The Mosque of al-Hakim (Arabic: مسجد الحاكم بأمر اللهromanized: Masjid al-Ḥākim bi Amr Allāh), nicknamed al-Anwar (Arabic: الانورlit. ‘the Illuminated’), is a historic mosque in Cairo, Egypt. In fact, it named after Al-Hakim bi-Amr Allah (985–1021). The sixth Fatimid caliph and 16th Ismaili Imam. Construction of the mosque originally started by Caliph al-‘Aziz, the son of al-Mu’izz and the father of al Hakim, in 990 AD. Completed in 1013 by al-Hakim, which is why it named after him. The mosque is in Islamic Cairo, on the east side of al-Mu’izz Street, just south of Bab al-Futuh (the northern city gate). In the centuries since its construction the mosque was often neglected and re-purposed for other functions, eventually falling into ruin. In 1980, a major restoration and reconstruction of the mosque completed by the Dawoodi Bohras, resulting in its reopening for religious use.

Interior courtyard of the mosque

Architecture of the mosque

Firstly, the facades and minarets of the mosque made from stone. In addition to, the rest of the structure made of brick. In fact, the mosque’s rectangular layout consists of an open courtyard surrounded by arcades (riwaqs) on four sides. Behind these arcades are roofed areas divided into aisles by more arcades that run parallel to the sides of the courtyard. The space on the northwest side of the courtyard (the entrance side) is two aisles deep, the spaces along its southwest and northeast sides are three aisles deep, and the main prayer hall on the southeast side is five aisles deep.

In fact, this layout is similar to the layout of the older Ibn Tulun Mosque and the Al-Azhar Mosque. A special aisle, running perpendicular to the others, cuts across the five aisles of the prayer hall and leads towards the mihrab (niche indicating the qibla or direction of prayer).

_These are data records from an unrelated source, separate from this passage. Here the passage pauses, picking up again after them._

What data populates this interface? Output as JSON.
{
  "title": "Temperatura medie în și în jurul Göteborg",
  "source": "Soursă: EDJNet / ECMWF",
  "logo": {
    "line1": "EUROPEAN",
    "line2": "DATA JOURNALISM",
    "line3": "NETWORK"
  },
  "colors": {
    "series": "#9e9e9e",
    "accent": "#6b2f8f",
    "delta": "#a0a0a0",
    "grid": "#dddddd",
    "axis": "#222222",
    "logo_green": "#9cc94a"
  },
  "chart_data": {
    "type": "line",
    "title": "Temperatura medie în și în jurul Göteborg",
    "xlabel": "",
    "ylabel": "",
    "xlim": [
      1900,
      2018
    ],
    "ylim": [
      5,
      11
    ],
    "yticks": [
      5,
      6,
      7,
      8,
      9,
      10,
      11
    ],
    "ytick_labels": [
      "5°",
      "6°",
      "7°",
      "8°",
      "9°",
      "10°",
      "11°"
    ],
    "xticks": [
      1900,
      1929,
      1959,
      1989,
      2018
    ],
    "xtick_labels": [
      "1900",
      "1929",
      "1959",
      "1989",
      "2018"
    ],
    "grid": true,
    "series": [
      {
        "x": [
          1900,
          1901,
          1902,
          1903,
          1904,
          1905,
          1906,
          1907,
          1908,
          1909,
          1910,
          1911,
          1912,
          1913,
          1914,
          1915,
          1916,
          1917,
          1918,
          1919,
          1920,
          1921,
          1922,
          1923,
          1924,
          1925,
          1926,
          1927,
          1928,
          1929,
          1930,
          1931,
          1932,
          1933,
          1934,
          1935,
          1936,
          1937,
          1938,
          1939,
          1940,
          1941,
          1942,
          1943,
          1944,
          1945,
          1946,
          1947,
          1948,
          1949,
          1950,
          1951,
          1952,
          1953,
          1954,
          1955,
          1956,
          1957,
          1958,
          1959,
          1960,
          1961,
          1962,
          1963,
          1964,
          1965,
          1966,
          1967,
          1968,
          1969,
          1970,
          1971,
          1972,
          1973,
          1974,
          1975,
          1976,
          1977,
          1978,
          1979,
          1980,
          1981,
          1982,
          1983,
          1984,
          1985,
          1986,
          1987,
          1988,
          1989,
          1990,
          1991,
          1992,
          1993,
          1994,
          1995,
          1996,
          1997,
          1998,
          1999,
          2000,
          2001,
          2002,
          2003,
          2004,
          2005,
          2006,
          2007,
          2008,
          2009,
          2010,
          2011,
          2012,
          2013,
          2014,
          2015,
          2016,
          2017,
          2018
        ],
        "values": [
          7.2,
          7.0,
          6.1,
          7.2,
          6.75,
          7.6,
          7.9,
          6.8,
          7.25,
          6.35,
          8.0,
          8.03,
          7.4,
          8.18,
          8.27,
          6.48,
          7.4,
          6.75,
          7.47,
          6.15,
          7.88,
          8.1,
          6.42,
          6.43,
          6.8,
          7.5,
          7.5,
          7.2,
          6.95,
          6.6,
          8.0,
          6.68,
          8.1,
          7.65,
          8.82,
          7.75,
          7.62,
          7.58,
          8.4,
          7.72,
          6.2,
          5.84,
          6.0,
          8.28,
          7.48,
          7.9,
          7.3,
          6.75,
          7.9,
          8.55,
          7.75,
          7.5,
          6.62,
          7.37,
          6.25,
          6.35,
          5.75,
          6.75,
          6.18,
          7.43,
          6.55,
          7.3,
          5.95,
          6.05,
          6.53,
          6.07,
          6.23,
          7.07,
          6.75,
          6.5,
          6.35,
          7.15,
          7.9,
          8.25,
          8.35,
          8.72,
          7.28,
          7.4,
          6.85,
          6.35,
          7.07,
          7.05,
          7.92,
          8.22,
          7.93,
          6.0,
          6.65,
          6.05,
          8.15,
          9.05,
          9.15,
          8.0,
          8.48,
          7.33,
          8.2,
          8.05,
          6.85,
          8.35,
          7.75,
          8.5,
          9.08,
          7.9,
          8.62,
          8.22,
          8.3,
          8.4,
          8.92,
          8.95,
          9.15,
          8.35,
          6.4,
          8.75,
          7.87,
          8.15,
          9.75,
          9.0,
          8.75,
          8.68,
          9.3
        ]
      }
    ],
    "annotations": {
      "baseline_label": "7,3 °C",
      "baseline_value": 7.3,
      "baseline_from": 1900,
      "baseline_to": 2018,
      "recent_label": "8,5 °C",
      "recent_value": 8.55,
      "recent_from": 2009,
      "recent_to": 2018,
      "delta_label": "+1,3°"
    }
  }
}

This central aisle further emphasized by its greater width and height. As well as by the presence of a dome, carried on squinches, covers the space directly in front of mihrab. In addition to, the main mihrab (which dates entirely from the 1980 restoration), and smaller mihrab to the right, covered in polychrome marble, was added by ‘Umar Makram in 1808.